On the upside, my new co-teachers are fantastic. They speak really good English and it’s been a really good experience teaching with someone else. And my main co-teacher gives me lifts home most days – so much better than having to take the bus! Also, I technically have far less work than last year, planning ten lessons a week (including two afterschool classes) instead of 17. Another highlight is the fifth graders at my first school – they are an amazing class, full of fun and laughter and enthusiasm. I’m looking forward to doing my open class with them soon.

Also, now both my schools are close to beautiful beaches!

On the downside, I have to share lessons with the homeroom teachers at my first school. At first the fifth and sixth didn’t tell me about this, so I came to class with the wrong lesson prepared, and so had to pull a lesson out of my backside when informed at the last minute that “Oh, I taught this lesson last week.” Then they stopped teaching this extra lesson, and didn’t tell me, leading to same lesson-out-of-ass pulling situation. The seriously carrot-grating part is that I was told that the kids “need” this extra lesson a week (granted, fifth and sixth grade are supposed to have three English lessons a week) because of a national test they have to take in June. Fair enough. But then the teachers don’t teach their lesson and who has to pick up the slack so that the kids don’t fall behind for that all-important exam? ME, that’s who. Oh yes, just pass that slack over here, I’ll grab it, don’t worry about it.

And did I mention that we have all-new textbooks for those two grades? Last year’s national textbooks have been phased out and the waygookin teacher community is floundering online, divided into much smaller groups and therefore with a far smaller pool of potential resources. See why I said “technically” less work?! (Yeah yeah, white people problems, I know.)

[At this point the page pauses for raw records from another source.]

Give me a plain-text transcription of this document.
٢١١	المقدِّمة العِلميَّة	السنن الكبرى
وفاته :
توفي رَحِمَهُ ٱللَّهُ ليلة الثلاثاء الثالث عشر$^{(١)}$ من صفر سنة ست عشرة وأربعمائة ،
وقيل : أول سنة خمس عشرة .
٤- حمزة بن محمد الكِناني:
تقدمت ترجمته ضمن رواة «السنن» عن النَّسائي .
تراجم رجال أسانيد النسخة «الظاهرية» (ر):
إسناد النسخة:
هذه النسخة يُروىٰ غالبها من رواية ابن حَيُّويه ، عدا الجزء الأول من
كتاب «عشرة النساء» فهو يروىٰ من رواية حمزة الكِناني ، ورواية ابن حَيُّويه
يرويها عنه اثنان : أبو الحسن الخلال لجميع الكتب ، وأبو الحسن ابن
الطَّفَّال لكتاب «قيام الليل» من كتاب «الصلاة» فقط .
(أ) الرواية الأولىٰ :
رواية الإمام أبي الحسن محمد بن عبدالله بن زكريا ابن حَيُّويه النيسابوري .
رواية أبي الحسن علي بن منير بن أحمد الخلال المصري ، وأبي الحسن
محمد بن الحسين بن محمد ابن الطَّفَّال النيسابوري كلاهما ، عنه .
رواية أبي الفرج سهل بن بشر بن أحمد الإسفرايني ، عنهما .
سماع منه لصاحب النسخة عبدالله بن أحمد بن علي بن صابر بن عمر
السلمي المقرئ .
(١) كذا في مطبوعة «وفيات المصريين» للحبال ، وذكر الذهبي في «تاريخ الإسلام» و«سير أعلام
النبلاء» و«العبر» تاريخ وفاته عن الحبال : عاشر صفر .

With the third and fourth grade, the situation’s a little different. Last year I taught the same textbook on one lesson a week and managed to finish it (well, I totally WOULD have if the teachers had sent their kids to all the English lessons they were supposed to, I’m just saying). So I was totally prepared to do the same thing this year. (We do an additional textbook, Let’s Go, on Wednesdays.) But the head teacher decided that it’s not enough, so the homeroom teachers have to teach the textbook once a week too. Fortunately I managed to step in and assert my (very minimal) authority, granted largely by the fact that both third and fourth homeroom teachers are new this year, and asked them to teach alternate units, instead of alternate lessons. Now the problem is I have to actually do a lot of the dumber activities I skipped over last year, or find/make suitable alternatives. And we’re already at the halfway point, and it’s not even May. Fun times! (I mean that literally. Game, teacher!)

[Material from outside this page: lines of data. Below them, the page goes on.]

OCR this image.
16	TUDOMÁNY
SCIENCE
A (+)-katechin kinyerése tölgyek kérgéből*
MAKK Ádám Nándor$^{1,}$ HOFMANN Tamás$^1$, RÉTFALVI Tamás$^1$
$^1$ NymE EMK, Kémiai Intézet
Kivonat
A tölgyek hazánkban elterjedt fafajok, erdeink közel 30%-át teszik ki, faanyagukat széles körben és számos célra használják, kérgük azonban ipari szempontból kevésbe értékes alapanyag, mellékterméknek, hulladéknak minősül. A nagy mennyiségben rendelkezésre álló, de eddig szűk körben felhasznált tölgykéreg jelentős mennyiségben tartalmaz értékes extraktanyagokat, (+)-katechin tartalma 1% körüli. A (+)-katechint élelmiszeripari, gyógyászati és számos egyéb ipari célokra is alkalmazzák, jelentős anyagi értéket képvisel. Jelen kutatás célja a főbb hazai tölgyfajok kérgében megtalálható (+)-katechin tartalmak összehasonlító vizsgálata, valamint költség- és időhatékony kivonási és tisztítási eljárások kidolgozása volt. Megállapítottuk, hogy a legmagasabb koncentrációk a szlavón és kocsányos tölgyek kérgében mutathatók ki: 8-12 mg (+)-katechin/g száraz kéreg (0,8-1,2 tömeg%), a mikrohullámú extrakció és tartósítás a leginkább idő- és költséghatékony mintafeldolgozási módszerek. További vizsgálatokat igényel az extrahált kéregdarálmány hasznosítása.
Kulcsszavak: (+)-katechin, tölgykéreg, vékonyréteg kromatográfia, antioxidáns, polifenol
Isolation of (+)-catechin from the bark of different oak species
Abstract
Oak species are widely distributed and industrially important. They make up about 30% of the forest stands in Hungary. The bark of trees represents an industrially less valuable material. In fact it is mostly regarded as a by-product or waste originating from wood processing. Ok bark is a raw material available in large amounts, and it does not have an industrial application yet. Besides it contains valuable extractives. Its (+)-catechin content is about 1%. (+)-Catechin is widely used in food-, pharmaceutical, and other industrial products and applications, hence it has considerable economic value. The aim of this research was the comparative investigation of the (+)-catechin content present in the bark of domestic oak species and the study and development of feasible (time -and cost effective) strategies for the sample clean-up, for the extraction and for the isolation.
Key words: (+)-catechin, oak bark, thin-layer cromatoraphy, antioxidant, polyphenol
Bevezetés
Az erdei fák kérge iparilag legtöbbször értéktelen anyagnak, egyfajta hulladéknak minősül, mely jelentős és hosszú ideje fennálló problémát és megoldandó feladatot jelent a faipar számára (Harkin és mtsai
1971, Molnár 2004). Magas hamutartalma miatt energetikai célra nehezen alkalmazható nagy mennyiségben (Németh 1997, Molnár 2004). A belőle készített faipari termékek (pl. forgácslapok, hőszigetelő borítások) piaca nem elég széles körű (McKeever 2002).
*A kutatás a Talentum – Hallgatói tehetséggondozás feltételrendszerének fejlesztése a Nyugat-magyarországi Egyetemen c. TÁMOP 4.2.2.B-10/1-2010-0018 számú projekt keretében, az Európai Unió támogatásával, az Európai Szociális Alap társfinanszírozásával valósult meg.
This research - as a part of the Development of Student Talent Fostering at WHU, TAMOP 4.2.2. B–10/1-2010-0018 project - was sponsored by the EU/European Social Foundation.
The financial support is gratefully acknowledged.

At Hallim I’ve had to get used to a variety of new and different things. Only teaching three lessons a week, but repeating each lesson four or five times. Classes of 28 kids (my biggest class at the other school is 14). Eating lunch in shifts: the school has 900 students, so only two grades can eat lunch at a time. This means that on the days I teach sixth grade I have to wait till 13:10 to have lunch – the horror!

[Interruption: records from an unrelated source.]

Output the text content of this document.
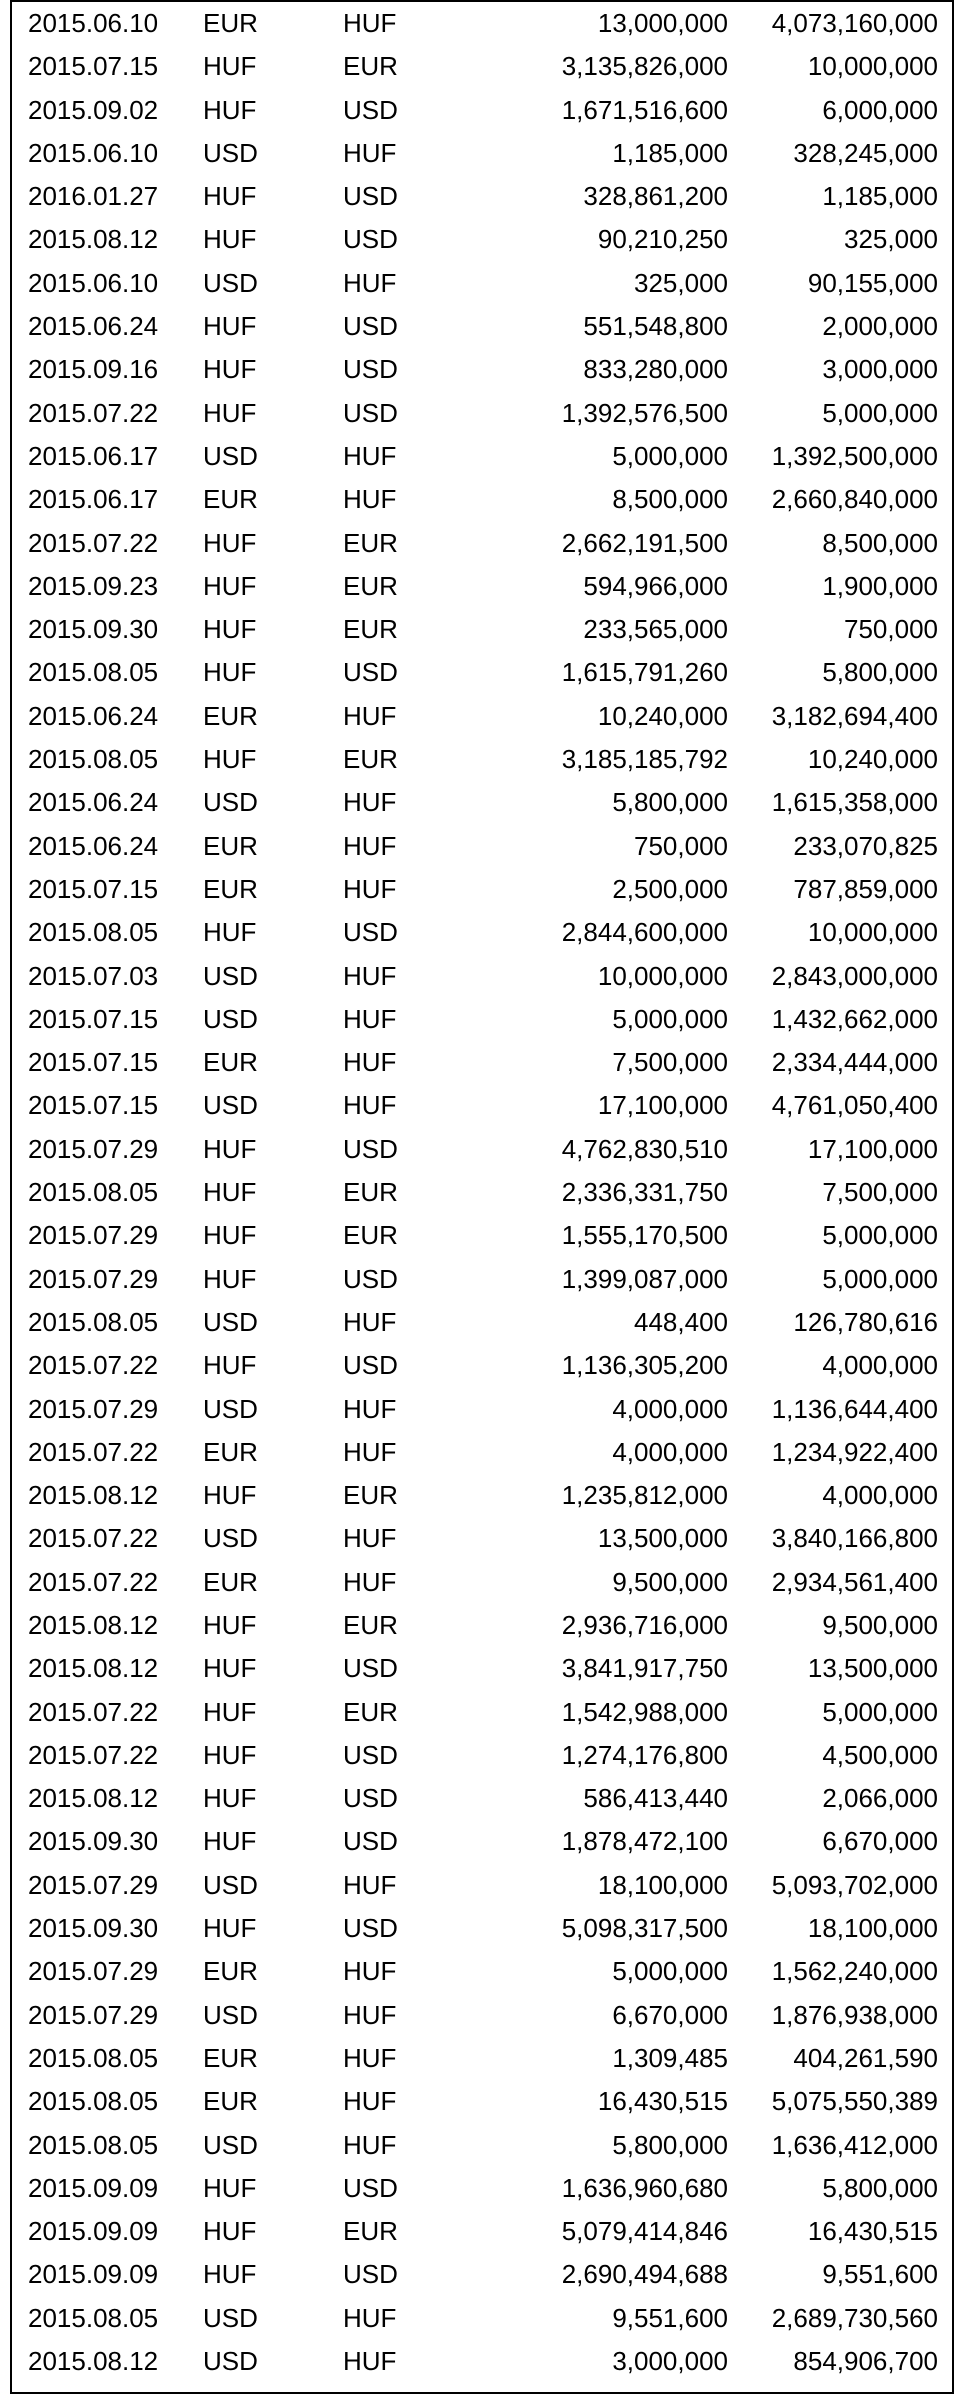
2015.06.10	EUR	HUF	13,000,000	4,073,160,000
2015.07.15	HUF	EUR	3,135,826,000	10,000,000
2015.09.02	HUF	USD	1,671,516,600	6,000,000
2015.06.10	USD	HUF	1,185,000	328,245,000
2016.01.27	HUF	USD	328,861,200	1,185,000
2015.08.12	HUF	USD	90,210,250	325,000
2015.06.10	USD	HUF	325,000	90,155,000
2015.06.24	HUF	USD	551,548,800	2,000,000
2015.09.16	HUF	USD	833,280,000	3,000,000
2015.07.22	HUF	USD	1,392,576,500	5,000,000
2015.06.17	USD	HUF	5,000,000	1,392,500,000
2015.06.17	EUR	HUF	8,500,000	2,660,840,000
2015.07.22	HUF	EUR	2,662,191,500	8,500,000
2015.09.23	HUF	EUR	594,966,000	1,900,000
2015.09.30	HUF	EUR	233,565,000	750,000
2015.08.05	HUF	USD	1,615,791,260	5,800,000
2015.06.24	EUR	HUF	10,240,000	3,182,694,400
2015.08.05	HUF	EUR	3,185,185,792	10,240,000
2015.06.24	USD	HUF	5,800,000	1,615,358,000
2015.06.24	EUR	HUF	750,000	233,070,825
2015.07.15	EUR	HUF	2,500,000	787,859,000
2015.08.05	HUF	USD	2,844,600,000	10,000,000
2015.07.03	USD	HUF	10,000,000	2,843,000,000
2015.07.15	USD	HUF	5,000,000	1,432,662,000
2015.07.15	EUR	HUF	7,500,000	2,334,444,000
2015.07.15	USD	HUF	17,100,000	4,761,050,400
2015.07.29	HUF	USD	4,762,830,510	17,100,000
2015.08.05	HUF	EUR	2,336,331,750	7,500,000
2015.07.29	HUF	EUR	1,555,170,500	5,000,000
2015.07.29	HUF	USD	1,399,087,000	5,000,000
2015.08.05	USD	HUF	448,400	126,780,616
2015.07.22	HUF	USD	1,136,305,200	4,000,000
2015.07.29	USD	HUF	4,000,000	1,136,644,400
2015.07.22	EUR	HUF	4,000,000	1,234,922,400
2015.08.12	HUF	EUR	1,235,812,000	4,000,000
2015.07.22	USD	HUF	13,500,000	3,840,166,800
2015.07.22	EUR	HUF	9,500,000	2,934,561,400
2015.08.12	HUF	EUR	2,936,716,000	9,500,000
2015.08.12	HUF	USD	3,841,917,750	13,500,000
2015.07.22	HUF	EUR	1,542,988,000	5,000,000
2015.07.22	HUF	USD	1,274,176,800	4,500,000
2015.08.12	HUF	USD	586,413,440	2,066,000
2015.09.30	HUF	USD	1,878,472,100	6,670,000
2015.07.29	USD	HUF	18,100,000	5,093,702,000
2015.09.30	HUF	USD	5,098,317,500	18,100,000
2015.07.29	EUR	HUF	5,000,000	1,562,240,000
2015.07.29	USD	HUF	6,670,000	1,876,938,000
2015.08.05	EUR	HUF	1,309,485	404,261,590
2015.08.05	EUR	HUF	16,430,515	5,075,550,389
2015.08.05	USD	HUF	5,800,000	1,636,412,000
2015.09.09	HUF	USD	1,636,960,680	5,800,000
2015.09.09	HUF	EUR	5,079,414,846	16,430,515
2015.09.09	HUF	USD	2,690,494,688	9,551,600
2015.08.05	USD	HUF	9,551,600	2,689,730,560
2015.08.12	USD	HUF	3,000,000	854,906,700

My afterschool class has also been a bit of a nightmare. The kids are all super super cute, but they do not speak a word of English. Not only that, they do not understand a single word I say. “Duh”, you might be saying, but both first and second grade classes I worked with last year understood at least the basic “Hello Teacher” greeting, and most of them knew the alphabet. With these kids I’m starting basically from scratch. And did I mention it’s just me and them, no Korean teacher of any kind? Yeah. But it’s ok! I have Plans! Involving lots of games and singing and laminated personally-made flashcards!


See? Super cute.

And that’s pretty much it. Life goes on. Eat, sleep, teach; rinse and repeat. Currently slash soon: salsa, volleyball, beaching, hiking. Watch this space!